On Monday night, ABC, kicks off the coverage with a two-hour, tape-delayed broadcast of The Inaugural Eve Gala with Johnny Carson as master of ceremonies at the Capital Centre (Channel 7 at 10 p.m.).

Inaguration day begins with the networks' morning shows: NBC's "Today" show (Channel 4 at 7 a.m.) will be expanded by one hour, as will ABC's "Good Morning America" (Channel 7 at 7 a.m.) to provide continuous coverage. CBS will return to regular programming after "Morning with Charles Krualt" (Channel 9 at 7 a.m.) before resuming reports at 10 a.m. PBS plans to begin its coverage later (Channel 26 at 11:30).

During the day, network camera crews wll follow President-elect Reagan from Blair House to church, to Capitol Hill for the swearing-in, to the congressional luncheon after the oath-taking and along the parade route to the White House.

On CBS, Walter Cronkite will anchor his last inauguration, with Dan Rather following the motorcade and sharing anchor duties after the swearing-in. On NBC, John Chancelor and Roger Mudd will co-anchor from 10 a.m. to 2 p.m., and Tom Brokaw and Jane Pauley will cover the parade from 2 p.m. to 4 p.m. On ABC, Barbara Walters, Ted Koppel and Frank Reynolds anchor from 10 a.m. to 3:30 p.m. Paul Drake will handle PBS's scaled-down coverage from 11:30 to 1:30.

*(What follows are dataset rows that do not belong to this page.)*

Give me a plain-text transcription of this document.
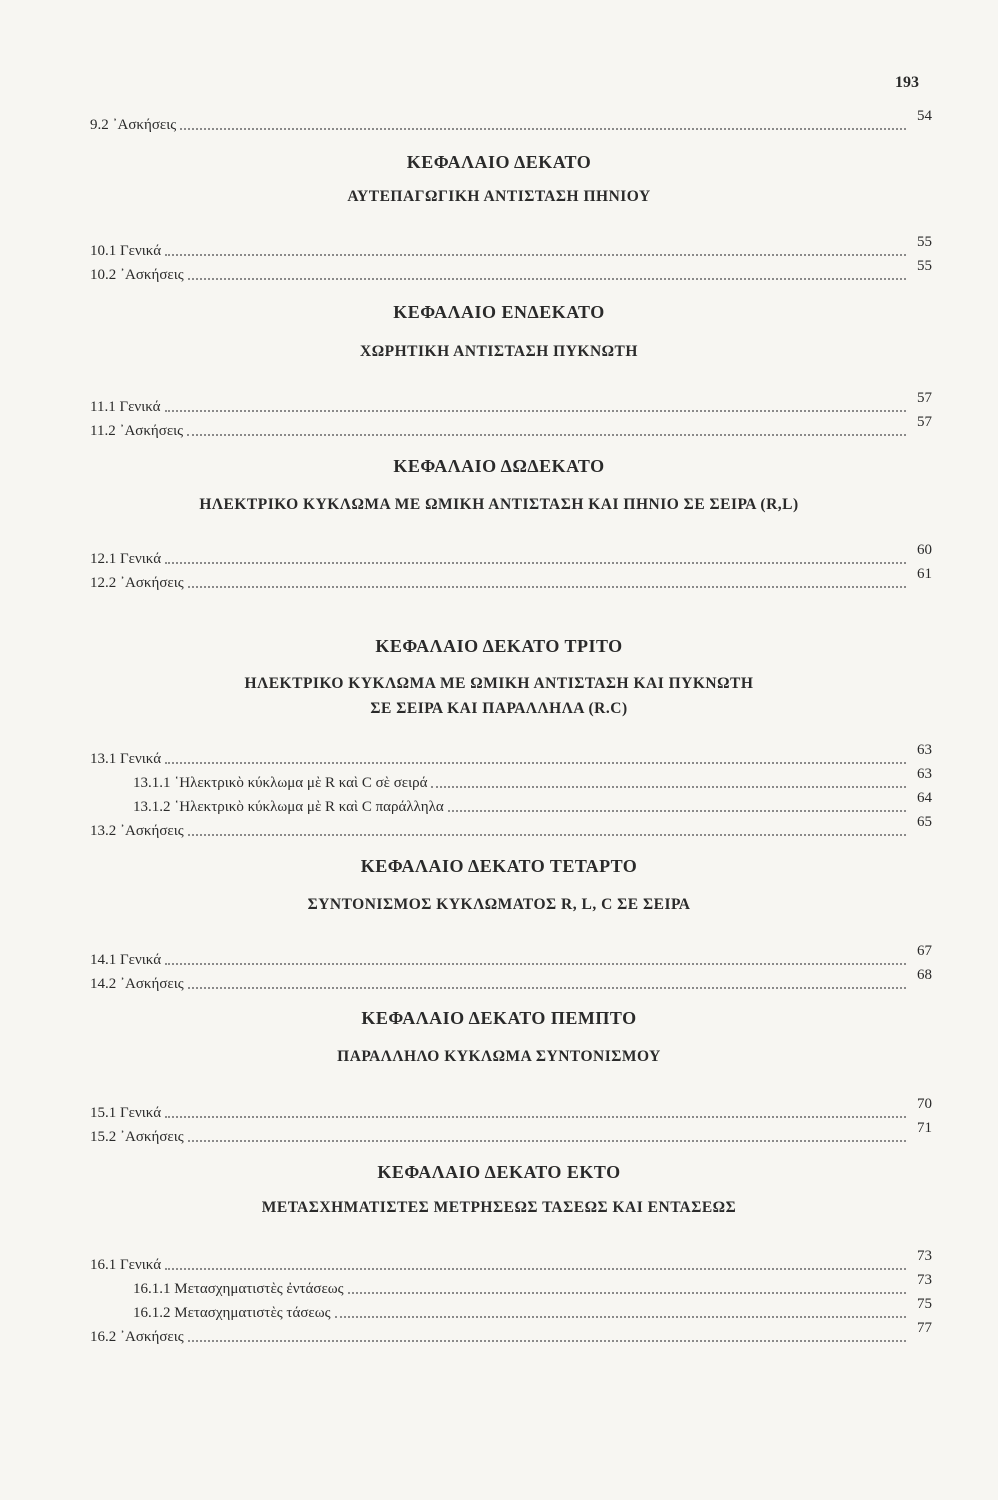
193
9.2 ᾿Ασκήσεις
54
ΚΕΦΑΛΑΙΟ ΔΕΚΑΤΟ
ΑΥΤΕΠΑΓΩΓΙΚΗ ΑΝΤΙΣΤΑΣΗ ΠΗΝΙΟΥ
10.1 Γενικά
55
10.2 ᾿Ασκήσεις
55
ΚΕΦΑΛΑΙΟ ΕΝΔΕΚΑΤΟ
ΧΩΡΗΤΙΚΗ ΑΝΤΙΣΤΑΣΗ ΠΥΚΝΩΤΗ
11.1 Γενικά
57
11.2 ᾿Ασκήσεις
57
ΚΕΦΑΛΑΙΟ ΔΩΔΕΚΑΤΟ
ΗΛΕΚΤΡΙΚΟ ΚΥΚΛΩΜΑ ΜΕ ΩΜΙΚΗ ΑΝΤΙΣΤΑΣΗ ΚΑΙ ΠΗΝΙΟ ΣΕ ΣΕΙΡΑ (R,L)
12.1 Γενικά
60
12.2 ᾿Ασκήσεις
61
ΚΕΦΑΛΑΙΟ ΔΕΚΑΤΟ ΤΡΙΤΟ
ΗΛΕΚΤΡΙΚΟ ΚΥΚΛΩΜΑ ΜΕ ΩΜΙΚΗ ΑΝΤΙΣΤΑΣΗ ΚΑΙ ΠΥΚΝΩΤΗ
ΣΕ ΣΕΙΡΑ ΚΑΙ ΠΑΡΑΛΛΗΛΑ (R.C)
13.1 Γενικά
63
13.1.1 ῾Ηλεκτρικὸ κύκλωμα μὲ R καὶ C σὲ σειρά
63
13.1.2 ῾Ηλεκτρικὸ κύκλωμα μὲ R καὶ C παράλληλα
64
13.2 ᾿Ασκήσεις
65
ΚΕΦΑΛΑΙΟ ΔΕΚΑΤΟ ΤΕΤΑΡΤΟ
ΣΥΝΤΟΝΙΣΜΟΣ ΚΥΚΛΩΜΑΤΟΣ R, L, C ΣΕ ΣΕΙΡΑ
14.1 Γενικά
67
14.2 ᾿Ασκήσεις
68
ΚΕΦΑΛΑΙΟ ΔΕΚΑΤΟ ΠΕΜΠΤΟ
ΠΑΡΑΛΛΗΛΟ ΚΥΚΛΩΜΑ ΣΥΝΤΟΝΙΣΜΟΥ
15.1 Γενικά
70
15.2 ᾿Ασκήσεις
71
ΚΕΦΑΛΑΙΟ ΔΕΚΑΤΟ ΕΚΤΟ
ΜΕΤΑΣΧΗΜΑΤΙΣΤΕΣ ΜΕΤΡΗΣΕΩΣ ΤΑΣΕΩΣ ΚΑΙ ΕΝΤΑΣΕΩΣ
16.1 Γενικά
73
16.1.1 Μετασχηματιστὲς ἐντάσεως
73
16.1.2 Μετασχηματιστὲς τάσεως
75
16.2 ᾿Ασκήσεις
77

Jessica Savitch hosts a half-hour special on the inaugural balls on NBC at 11:30, and ABC's "Nightline" with Ted Koppel will look at the balls and wrap up the day's activities.

The invocation, the presidential and vice-presidential oaths of office, the new president's inaugural speech and the benediction will be closed-captioned for the hearing-impaired viewers, on ABC and PBS, and by the National Captioning Institute.